Rayes stepped down from the role in February to help former Quebec premier Jean Charest’s leadership campaign, during which Rayes publicly criticized Poilievre, saying he was sowing division within the party and among Canadians writ large.

Charest ended up placing a distant second in Saturday’s leadership vote.

Poilievre didn’t hold back when asked about Rayes’s departure during a brief news conference in which the new Conservative leader accused Prime Minister Justin Trudeau of not doing enough to help Canadians struggling with record inflation rates.

“He’s decided not to fight Justin Trudeau’s inflation,” Poilievre said in French.

“We are working to fight the inflationary deficits and taxes imposed by Justin Trudeau. The citizens in Mr. Rayes’s riding agree: They voted for me in the leadership race. And I believe that all Conservatives that remain in the caucus agree.”

Poilievre on Monday met with the party’s Quebec MPs, the majority of whom had backed Charest, before attending his first national caucus meeting. Rayes was not in attendance.

Later that evening, Poilievre tried reaching Rayes by phone but he was not available to answer, according to a spokesperson from Rayes’s office.
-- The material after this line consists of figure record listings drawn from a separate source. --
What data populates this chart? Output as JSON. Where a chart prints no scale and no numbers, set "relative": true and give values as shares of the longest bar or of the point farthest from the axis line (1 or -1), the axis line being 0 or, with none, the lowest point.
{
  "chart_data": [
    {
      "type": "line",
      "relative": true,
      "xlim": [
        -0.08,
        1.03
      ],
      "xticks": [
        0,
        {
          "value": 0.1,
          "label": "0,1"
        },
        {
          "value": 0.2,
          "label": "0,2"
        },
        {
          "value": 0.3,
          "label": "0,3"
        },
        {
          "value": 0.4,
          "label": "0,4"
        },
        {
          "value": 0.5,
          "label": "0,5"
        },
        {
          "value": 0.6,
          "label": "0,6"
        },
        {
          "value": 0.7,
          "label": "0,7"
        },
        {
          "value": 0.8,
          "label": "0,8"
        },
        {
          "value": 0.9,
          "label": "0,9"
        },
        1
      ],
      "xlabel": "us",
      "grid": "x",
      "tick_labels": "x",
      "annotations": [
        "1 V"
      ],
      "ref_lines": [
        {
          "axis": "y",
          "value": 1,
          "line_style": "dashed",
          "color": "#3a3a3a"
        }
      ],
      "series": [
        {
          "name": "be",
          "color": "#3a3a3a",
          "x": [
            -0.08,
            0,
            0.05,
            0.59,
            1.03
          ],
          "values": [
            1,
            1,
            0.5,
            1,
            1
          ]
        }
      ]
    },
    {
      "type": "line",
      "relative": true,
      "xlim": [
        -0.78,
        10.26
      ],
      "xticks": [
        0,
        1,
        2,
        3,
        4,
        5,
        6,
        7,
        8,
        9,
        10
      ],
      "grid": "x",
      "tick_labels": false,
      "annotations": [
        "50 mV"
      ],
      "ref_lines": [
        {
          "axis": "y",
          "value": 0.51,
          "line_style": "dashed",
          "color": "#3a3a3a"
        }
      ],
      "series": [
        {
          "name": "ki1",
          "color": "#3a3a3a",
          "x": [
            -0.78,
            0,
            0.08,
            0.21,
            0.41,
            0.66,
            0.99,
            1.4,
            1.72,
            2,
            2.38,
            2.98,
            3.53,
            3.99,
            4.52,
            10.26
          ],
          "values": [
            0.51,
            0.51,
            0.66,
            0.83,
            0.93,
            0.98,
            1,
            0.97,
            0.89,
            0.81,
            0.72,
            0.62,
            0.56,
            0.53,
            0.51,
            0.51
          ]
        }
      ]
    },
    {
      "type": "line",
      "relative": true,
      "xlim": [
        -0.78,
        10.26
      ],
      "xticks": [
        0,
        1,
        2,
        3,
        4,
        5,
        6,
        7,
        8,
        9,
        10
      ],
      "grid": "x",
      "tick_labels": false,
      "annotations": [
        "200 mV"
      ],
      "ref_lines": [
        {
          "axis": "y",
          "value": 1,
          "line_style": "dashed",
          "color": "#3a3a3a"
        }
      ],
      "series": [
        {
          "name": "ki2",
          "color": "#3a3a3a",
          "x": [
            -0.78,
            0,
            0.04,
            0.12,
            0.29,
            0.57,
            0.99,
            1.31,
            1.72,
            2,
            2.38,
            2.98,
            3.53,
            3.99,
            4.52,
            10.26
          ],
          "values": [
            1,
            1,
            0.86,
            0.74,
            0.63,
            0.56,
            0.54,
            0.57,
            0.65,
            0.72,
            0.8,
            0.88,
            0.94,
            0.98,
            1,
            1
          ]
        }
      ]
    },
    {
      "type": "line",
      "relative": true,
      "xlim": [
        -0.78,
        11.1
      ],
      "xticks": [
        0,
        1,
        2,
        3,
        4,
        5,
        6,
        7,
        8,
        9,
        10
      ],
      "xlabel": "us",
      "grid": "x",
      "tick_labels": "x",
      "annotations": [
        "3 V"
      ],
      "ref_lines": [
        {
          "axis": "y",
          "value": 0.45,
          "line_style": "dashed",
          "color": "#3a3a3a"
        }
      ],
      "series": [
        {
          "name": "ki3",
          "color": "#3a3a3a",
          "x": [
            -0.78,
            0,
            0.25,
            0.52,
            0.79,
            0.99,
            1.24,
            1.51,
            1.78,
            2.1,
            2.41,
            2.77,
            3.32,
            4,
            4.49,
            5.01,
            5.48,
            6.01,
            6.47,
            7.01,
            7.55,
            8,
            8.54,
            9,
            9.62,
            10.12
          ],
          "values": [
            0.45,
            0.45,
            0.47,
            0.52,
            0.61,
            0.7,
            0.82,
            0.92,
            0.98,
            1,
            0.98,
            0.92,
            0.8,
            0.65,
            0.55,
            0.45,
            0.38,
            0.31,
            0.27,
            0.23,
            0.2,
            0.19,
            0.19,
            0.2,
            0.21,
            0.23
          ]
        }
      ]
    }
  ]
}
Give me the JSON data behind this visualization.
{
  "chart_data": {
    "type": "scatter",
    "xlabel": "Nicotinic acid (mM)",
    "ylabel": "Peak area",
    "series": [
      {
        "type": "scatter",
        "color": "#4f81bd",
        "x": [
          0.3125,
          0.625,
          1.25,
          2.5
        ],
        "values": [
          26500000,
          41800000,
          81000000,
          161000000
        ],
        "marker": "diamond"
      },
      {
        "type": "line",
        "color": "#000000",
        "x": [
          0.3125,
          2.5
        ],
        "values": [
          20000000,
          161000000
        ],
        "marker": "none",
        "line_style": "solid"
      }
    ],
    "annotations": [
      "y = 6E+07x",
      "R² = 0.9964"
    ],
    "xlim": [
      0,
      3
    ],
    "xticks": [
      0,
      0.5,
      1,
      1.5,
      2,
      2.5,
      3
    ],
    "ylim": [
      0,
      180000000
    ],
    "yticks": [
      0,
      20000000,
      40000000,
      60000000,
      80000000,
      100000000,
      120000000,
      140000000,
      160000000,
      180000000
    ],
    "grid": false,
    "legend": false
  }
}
Fifty-three per cent of the 663 leadership ballots cast by Conservative members in Richmond-Arthabaska were for Poilievre, according to the party’s official results, as compared to 42 per cent for Charest.

Even as Rayes was announcing his departure from the Tories, Poilievre was continuing to put his stamp on the party by naming long-time Alberta MP Tim Uppal and Melissa Lantsman, a first-term MP from the Greater Toronto Area, as deputy leaders.

Former Conservative leader Andrew Scheer has also been tapped to serve as Opposition House leader, making him Poilievre’s chief lieutenant in the House of Commons, which is scheduled to return to normal sittings next week following the summer break.

All three were vocal supporters of Poilievre during the leadership campaign.